View Full Version : The Ethics of Taxing MMORPG Trades
Ars Technica is running an intresting article about whether or not the IRS could tax online RPG trades and income. (http://arstechnica.com/news.ars/post/20060106-5923.html) The essence:
The IRS has well established policies regarding barters, and businesses that engage in barter transactions are expected to declare the fair market value of traded items as taxable income. When players trade items within a game, the transaction is theoretically subject to barter tax policy regardless of whether or not real world currency is involved. Does that mean that Blizzard should be submitting a Form 1099-B, "Proceeds from Broker and Barter Exchange Transactions," for every World of Warcraft player?
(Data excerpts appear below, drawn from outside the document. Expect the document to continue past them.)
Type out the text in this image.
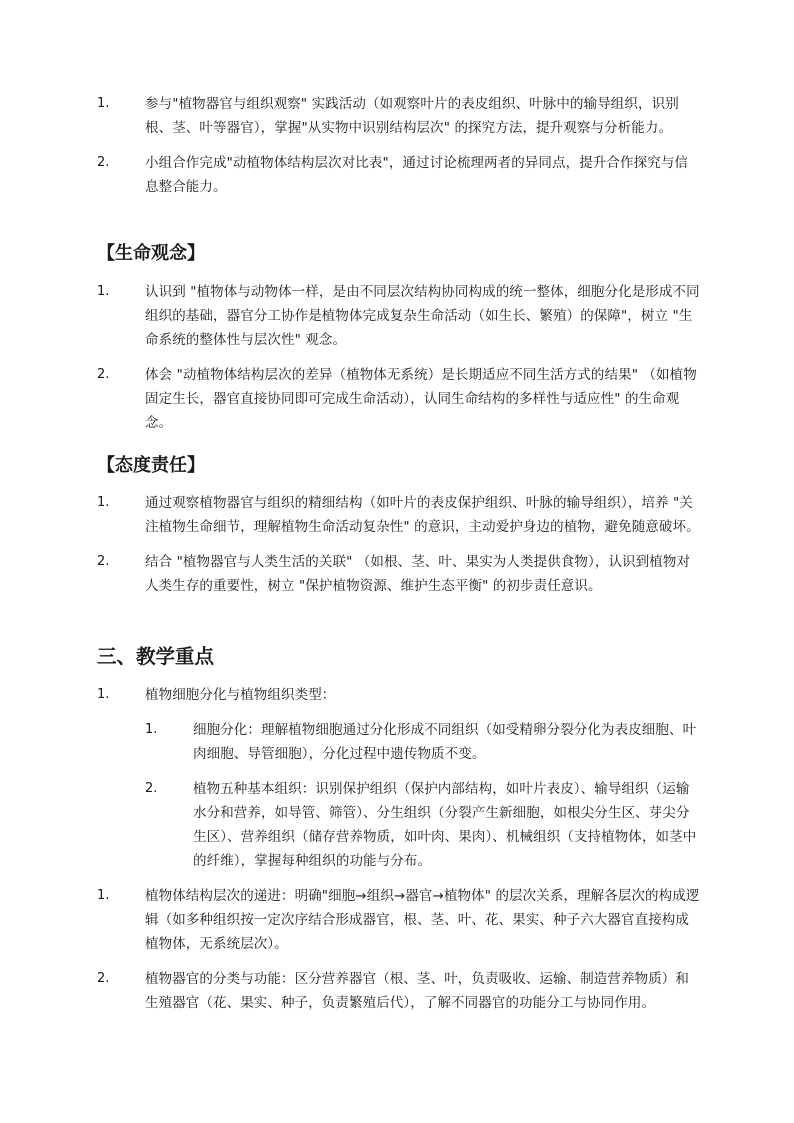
1.	参与"植物器官与组织观察" 实践活动（如观察叶片的表皮组织、叶脉中的输导组织，识别根、茎、叶等器官），掌握"从实物中识别结构层次" 的探究方法，提升观察与分析能力。
2.	小组合作完成"动植物体结构层次对比表"，通过讨论梳理两者的异同点，提升合作探究与信息整合能力。
【生命观念】
1.	认识到 "植物体与动物体一样，是由不同层次结构协同构成的统一整体，细胞分化是形成不同组织的基础，器官分工协作是植物体完成复杂生命活动（如生长、繁殖）的保障"，树立 "生命系统的整体性与层次性" 观念。
2.	体会 "动植物体结构层次的差异（植物体无系统）是长期适应不同生活方式的结果" （如植物固定生长，器官直接协同即可完成生命活动），认同生命结构的多样性与适应性" 的生命观念。
【态度责任】
1.	通过观察植物器官与组织的精细结构（如叶片的表皮保护组织、叶脉的输导组织），培养 "关注植物生命细节，理解植物生命活动复杂性" 的意识，主动爱护身边的植物，避免随意破坏。
2.	结合 "植物器官与人类生活的关联" （如根、茎、叶、果实为人类提供食物），认识到植物对人类生存的重要性，树立 "保护植物资源、维护生态平衡" 的初步责任意识。
三、教学重点
1.	植物细胞分化与植物组织类型：
1.	细胞分化：理解植物细胞通过分化形成不同组织（如受精卵分裂分化为表皮细胞、叶肉细胞、导管细胞），分化过程中遗传物质不变。
2.	植物五种基本组织：识别保护组织（保护内部结构，如叶片表皮）、输导组织（运输水分和营养，如导管、筛管）、分生组织（分裂产生新细胞，如根尖分生区、芽尖分生区）、营养组织（储存营养物质，如叶肉、果肉）、机械组织（支持植物体，如茎中的纤维），掌握每种组织的功能与分布。
1.	植物体结构层次的递进：明确"细胞→组织→器官→植物体" 的层次关系，理解各层次的构成逻辑（如多种组织按一定次序结合形成器官，根、茎、叶、花、果实、种子六大器官直接构成植物体，无系统层次）。
2.	植物器官的分类与功能：区分营养器官（根、茎、叶，负责吸收、运输、制造营养物质）和生殖器官（花、果实、种子，负责繁殖后代），了解不同器官的功能分工与协同作用。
And in case you'd like a bit more context, here's the original aricle by the astute auctioneer. (http://www.legalaffairs.org/issues/January-February-2006/feature_dibbell_janfeb06.msp)
Kaiser of Arabia
01-08-2006, 06:19
lol won't happen. That's just rediculious.
I really don't think that would work. I haven't read all the details, I'm going from a cost/benefits ratio. The IRS would only be able to tax trade in MMO's that had the physical servers located in US territory. The IRS would only be able to tax legal residents of the US. Unless they were going to charge a trade tariff on people trading from outside the US with someone inside the US. The only way to determine who in a particular server is from the US is too track the IP's of everyone who joins. Then they'd have to determine who is liable for taxation.
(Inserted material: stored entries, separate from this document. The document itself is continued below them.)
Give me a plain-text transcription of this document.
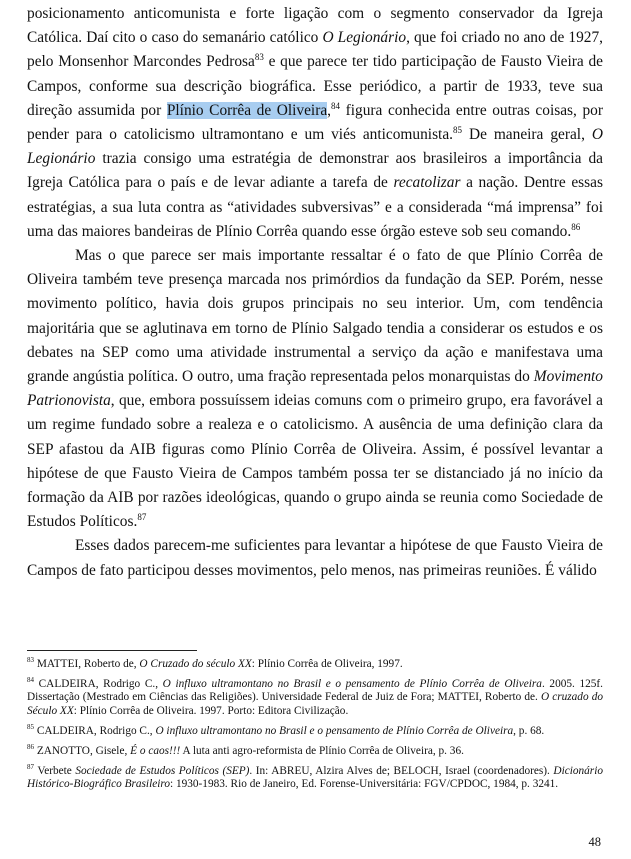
posicionamento anticomunista e forte ligação com o segmento conservador da Igreja Católica. Daí cito o caso do semanário católico O Legionário, que foi criado no ano de 1927, pelo Monsenhor Marcondes Pedrosa$^{83}$ e que parece ter tido participação de Fausto Vieira de Campos, conforme sua descrição biográfica. Esse periódico, a partir de 1933, teve sua direção assumida por Plínio Corrêa de Oliveira,$^{84}$ figura conhecida entre outras coisas, por pender para o catolicismo ultramontano e um viés anticomunista.$^{85}$ De maneira geral, O Legionário trazia consigo uma estratégia de demonstrar aos brasileiros a importância da Igreja Católica para o país e de levar adiante a tarefa de recatolizar a nação. Dentre essas estratégias, a sua luta contra as “atividades subversivas” e a considerada “má imprensa” foi uma das maiores bandeiras de Plínio Corrêa quando esse órgão esteve sob seu comando.$^{86}$

Mas o que parece ser mais importante ressaltar é o fato de que Plínio Corrêa de Oliveira também teve presença marcada nos primórdios da fundação da SEP. Porém, nesse movimento político, havia dois grupos principais no seu interior. Um, com tendência majoritária que se aglutinava em torno de Plínio Salgado tendia a considerar os estudos e os debates na SEP como uma atividade instrumental a serviço da ação e manifestava uma grande angústia política. O outro, uma fração representada pelos monarquistas do Movimento Patrionovista, que, embora possuíssem ideias comuns com o primeiro grupo, era favorável a um regime fundado sobre a realeza e o catolicismo. A ausência de uma definição clara da SEP afastou da AIB figuras como Plínio Corrêa de Oliveira. Assim, é possível levantar a hipótese de que Fausto Vieira de Campos também possa ter se distanciado já no início da formação da AIB por razões ideológicas, quando o grupo ainda se reunia como Sociedade de Estudos Políticos.$^{87}$

Esses dados parecem-me suficientes para levantar a hipótese de que Fausto Vieira de Campos de fato participou desses movimentos, pelo menos, nas primeiras reuniões. É válido

$^{83}$ MATTEI, Roberto de, O Cruzado do século XX: Plínio Corrêa de Oliveira, 1997.

$^{84}$ CALDEIRA, Rodrigo C., O influxo ultramontano no Brasil e o pensamento de Plínio Corrêa de Oliveira. 2005. 125f. Dissertação (Mestrado em Ciências das Religiões). Universidade Federal de Juiz de Fora; MATTEI, Roberto de. O cruzado do Século XX: Plínio Corrêa de Oliveira. 1997. Porto: Editora Civilização.

$^{85}$ CALDEIRA, Rodrigo C., O influxo ultramontano no Brasil e o pensamento de Plínio Corrêa de Oliveira, p. 68.

$^{86}$ ZANOTTO, Gisele, É o caos!!! A luta anti agro-reformista de Plínio Corrêa de Oliveira, p. 36.

$^{87}$ Verbete Sociedade de Estudos Políticos (SEP). In: ABREU, Alzira Alves de; BELOCH, Israel (coordenadores). Dicionário Histórico-Biográfico Brasileiro: 1930-1983. Rio de Janeiro, Ed. Forense-Universitária: FGV/CPDOC, 1984, p. 3241.

48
I could go on but the ammount of money they'd have to spend just to tax you selling a loaf of E-bread in Azeroth is just not worth it.
Al Khalifah
01-08-2006, 10:58
That's the stupidest thing I've ever heard.
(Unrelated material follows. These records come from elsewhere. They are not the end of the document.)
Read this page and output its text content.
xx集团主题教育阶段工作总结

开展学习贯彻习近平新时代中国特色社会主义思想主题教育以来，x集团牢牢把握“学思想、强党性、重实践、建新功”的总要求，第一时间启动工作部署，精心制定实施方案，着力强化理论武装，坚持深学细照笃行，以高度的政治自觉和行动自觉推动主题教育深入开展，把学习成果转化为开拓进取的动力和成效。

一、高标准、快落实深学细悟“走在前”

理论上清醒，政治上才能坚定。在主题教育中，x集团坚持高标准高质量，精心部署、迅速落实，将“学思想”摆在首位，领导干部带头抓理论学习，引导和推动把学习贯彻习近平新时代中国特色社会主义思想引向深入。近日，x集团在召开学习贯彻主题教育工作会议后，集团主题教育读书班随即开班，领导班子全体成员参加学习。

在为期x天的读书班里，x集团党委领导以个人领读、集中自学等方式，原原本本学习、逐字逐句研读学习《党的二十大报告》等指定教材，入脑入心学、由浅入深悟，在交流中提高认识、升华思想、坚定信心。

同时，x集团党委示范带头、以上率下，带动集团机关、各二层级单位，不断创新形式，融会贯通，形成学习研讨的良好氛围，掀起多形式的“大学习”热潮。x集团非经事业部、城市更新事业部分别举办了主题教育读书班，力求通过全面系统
If that happened, all the nerds would just move to the Isle Of Man to avoid taxation.
Leet Eriksson
01-08-2006, 13:41
That's the stupidest thing I've ever heard.
If that happened, all the nerds would just move to the Isle Of Man to avoid taxation.
Hey why not?
They could socialise now that most of them are pretty close. ~;p
And this isn't in the Netherlands????
Soulforged
01-08-2006, 17:05
The IRS has well established policies regarding barters, and businesses that engage in barter transactions are expected to declare the fair market value of traded items as taxable income. When players trade items within a game, the transaction is theoretically subject to barter tax policy regardless of whether or not real world currency is involved. Does that mean that Blizzard should be submitting a Form 1099-B, "Proceeds from Broker and Barter Exchange Transactions," for every World of Warcraft player?
Unethical and extreme. It won't happen, and if it happens you all should go to court and complain about abuse of rights, if that institution even exists in the common law.
R'as al Ghul
01-08-2006, 17:56
When players trade items within a game, the transaction is theoretically subject to barter tax policy regardless of whether or not real world currency is involved.
I have a logical problem with this. (might be cause I know nothing about tax law)
If a value X is subject to tax, you pay a percentage of X's value.
If X has no definded monetary value, then what (how much) are you paying?
There would need to be a fixed value for such items or the legislation
would need to categorize these values into value-groups!?
Are there real-world examples?
A.Saturnus
01-08-2006, 18:08
The IRS has well established policies regarding barters, and businesses that engage in barter transactions are expected to declare the fair market value of traded items as taxable income. When players trade items within a game, the transaction is theoretically subject to barter tax policy regardless of whether or not real world currency is involved. Does that mean that Blizzard should be submitting a Form 1099-B, "Proceeds from Broker and Barter Exchange Transactions," for every World of Warcraft player?
Trading WoW items or characters is a violation of the terms of use of WoW. In fact, any item and any character stays at any time the property of Blizzard Inc. Consequently, in-game trade is no real trade because no values are exchanged.